Negotiation priorities have stayed mostly consistent on both sides
Since July 2017, Brits have largely wanted to keep the same priorities in the Brexit negotiations, but there have been two notable shifts: immigration and Northern Ireland.
Asked to choose up to three priorities for Brexit from a list of eight, Britons previously placed “allowing Britain to control immigration from the EU” in the top position, but that issue has since fallen to fourth, declining from 41% to 29%. The issue of “allowing British companies to trade with the EU without tariffs or restrictions” has since become the top priority, rising from joint third place (36%) to first (40%).
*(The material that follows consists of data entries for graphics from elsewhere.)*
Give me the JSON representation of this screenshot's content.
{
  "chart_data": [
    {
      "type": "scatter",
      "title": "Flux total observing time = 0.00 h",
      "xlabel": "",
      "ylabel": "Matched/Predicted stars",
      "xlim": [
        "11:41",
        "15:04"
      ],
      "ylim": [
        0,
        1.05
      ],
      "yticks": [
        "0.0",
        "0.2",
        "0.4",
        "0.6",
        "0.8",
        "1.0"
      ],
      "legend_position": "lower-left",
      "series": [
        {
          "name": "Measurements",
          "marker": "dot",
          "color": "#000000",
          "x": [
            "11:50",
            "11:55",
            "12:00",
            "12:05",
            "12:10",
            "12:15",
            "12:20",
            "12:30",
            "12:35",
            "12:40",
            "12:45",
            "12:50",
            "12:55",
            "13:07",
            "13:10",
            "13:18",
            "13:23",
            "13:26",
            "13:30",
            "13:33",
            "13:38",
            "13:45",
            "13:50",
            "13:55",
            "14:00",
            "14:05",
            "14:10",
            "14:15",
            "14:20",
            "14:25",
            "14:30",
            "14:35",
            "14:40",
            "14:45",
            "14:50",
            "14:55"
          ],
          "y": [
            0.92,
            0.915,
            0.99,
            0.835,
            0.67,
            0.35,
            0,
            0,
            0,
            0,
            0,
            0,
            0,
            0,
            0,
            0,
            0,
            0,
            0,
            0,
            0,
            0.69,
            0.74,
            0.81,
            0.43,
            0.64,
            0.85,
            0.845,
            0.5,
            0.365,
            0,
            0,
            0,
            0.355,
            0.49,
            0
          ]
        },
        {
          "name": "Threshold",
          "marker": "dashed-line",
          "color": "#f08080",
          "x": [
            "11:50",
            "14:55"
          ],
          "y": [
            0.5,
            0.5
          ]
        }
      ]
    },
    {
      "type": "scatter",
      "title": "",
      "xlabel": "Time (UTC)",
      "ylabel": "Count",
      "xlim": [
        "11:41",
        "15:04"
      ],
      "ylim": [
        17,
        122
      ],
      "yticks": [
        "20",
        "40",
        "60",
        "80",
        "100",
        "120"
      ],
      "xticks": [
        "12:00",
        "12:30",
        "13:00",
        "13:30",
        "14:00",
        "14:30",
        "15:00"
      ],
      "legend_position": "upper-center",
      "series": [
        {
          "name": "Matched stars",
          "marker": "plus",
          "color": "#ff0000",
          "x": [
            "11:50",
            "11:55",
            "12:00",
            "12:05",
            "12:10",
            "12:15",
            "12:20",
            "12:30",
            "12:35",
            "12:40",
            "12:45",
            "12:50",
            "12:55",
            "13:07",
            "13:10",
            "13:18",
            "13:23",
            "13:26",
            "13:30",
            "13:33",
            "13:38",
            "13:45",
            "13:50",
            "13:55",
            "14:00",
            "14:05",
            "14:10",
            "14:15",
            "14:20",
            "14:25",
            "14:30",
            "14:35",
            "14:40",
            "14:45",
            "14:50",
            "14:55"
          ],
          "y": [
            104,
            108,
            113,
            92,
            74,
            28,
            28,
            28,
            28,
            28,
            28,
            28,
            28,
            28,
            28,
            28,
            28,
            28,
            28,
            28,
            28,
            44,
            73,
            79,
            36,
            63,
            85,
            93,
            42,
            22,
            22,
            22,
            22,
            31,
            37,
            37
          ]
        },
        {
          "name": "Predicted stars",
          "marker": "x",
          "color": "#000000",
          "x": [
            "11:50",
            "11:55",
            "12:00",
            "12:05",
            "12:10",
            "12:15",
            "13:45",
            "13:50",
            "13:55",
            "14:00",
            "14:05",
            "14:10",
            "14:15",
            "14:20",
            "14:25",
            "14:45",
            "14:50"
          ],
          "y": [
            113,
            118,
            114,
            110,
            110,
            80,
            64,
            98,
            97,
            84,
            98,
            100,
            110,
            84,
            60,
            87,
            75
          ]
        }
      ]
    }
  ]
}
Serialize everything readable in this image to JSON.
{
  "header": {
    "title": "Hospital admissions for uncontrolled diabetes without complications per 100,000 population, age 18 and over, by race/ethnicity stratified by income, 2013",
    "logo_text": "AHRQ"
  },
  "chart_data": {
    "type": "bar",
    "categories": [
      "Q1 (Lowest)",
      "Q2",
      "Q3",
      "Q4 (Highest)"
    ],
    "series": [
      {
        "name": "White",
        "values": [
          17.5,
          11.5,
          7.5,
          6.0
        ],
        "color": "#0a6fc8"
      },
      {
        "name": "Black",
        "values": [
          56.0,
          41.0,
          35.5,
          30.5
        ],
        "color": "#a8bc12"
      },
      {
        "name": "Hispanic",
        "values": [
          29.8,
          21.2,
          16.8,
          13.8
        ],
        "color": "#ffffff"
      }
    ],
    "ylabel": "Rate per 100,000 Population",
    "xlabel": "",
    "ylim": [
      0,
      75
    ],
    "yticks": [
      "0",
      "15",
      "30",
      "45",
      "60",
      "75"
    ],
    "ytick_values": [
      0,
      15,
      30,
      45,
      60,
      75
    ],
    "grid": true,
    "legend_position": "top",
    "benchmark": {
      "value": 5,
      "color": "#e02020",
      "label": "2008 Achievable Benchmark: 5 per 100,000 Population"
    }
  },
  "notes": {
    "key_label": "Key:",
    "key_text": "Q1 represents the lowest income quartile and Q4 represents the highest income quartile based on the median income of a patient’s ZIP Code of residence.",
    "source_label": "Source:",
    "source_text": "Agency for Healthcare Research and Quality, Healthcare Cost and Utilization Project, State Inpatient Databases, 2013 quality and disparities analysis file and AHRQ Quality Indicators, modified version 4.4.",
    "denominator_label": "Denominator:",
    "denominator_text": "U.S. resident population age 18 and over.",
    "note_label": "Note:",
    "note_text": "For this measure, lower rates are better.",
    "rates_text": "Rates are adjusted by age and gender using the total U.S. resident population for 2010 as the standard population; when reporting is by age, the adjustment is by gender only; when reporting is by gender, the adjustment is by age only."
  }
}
In second place is maintaining co-operation on security (39%) – the same position it held in 2017.
Meanwhile, only 11% of Britons listed the issue of preventing a hard border in Northern Ireland as a top priority in 2017. That figure now rests at 23%, surpassing two issues - minimising the Brexit divorce bill and leaving the jurisdiction of the European Court, which both stand at 22%. These two issues previously stood at 31% and 26% respectively, and featured heavily in the campaign to leave the EU.
It is not just Britain that has seen an increase in those prioritising the Northern Ireland border issue though, as Germany, Denmark, Sweden, and Finland have all seen increases in this area. In all four countries, the proportion of those saying the issue should be one of the EU’s top priorities has increased by 6-13 percentage points, reaching at least 20% in three of the four countries.
Northern Ireland is nevertheless a more peripheral concern, however. Most Eurotrack countries see the EU maintaining co-operation on security as the most important priority for the Brexit negotiations (ranging from 38% in France to 48% in Denmark). However, in Germany people most want to prioritise ensuring the UK pays what it owes (41%), and in Finland the top priority is ensuring that Britain does not get the rights of EU membership (42%).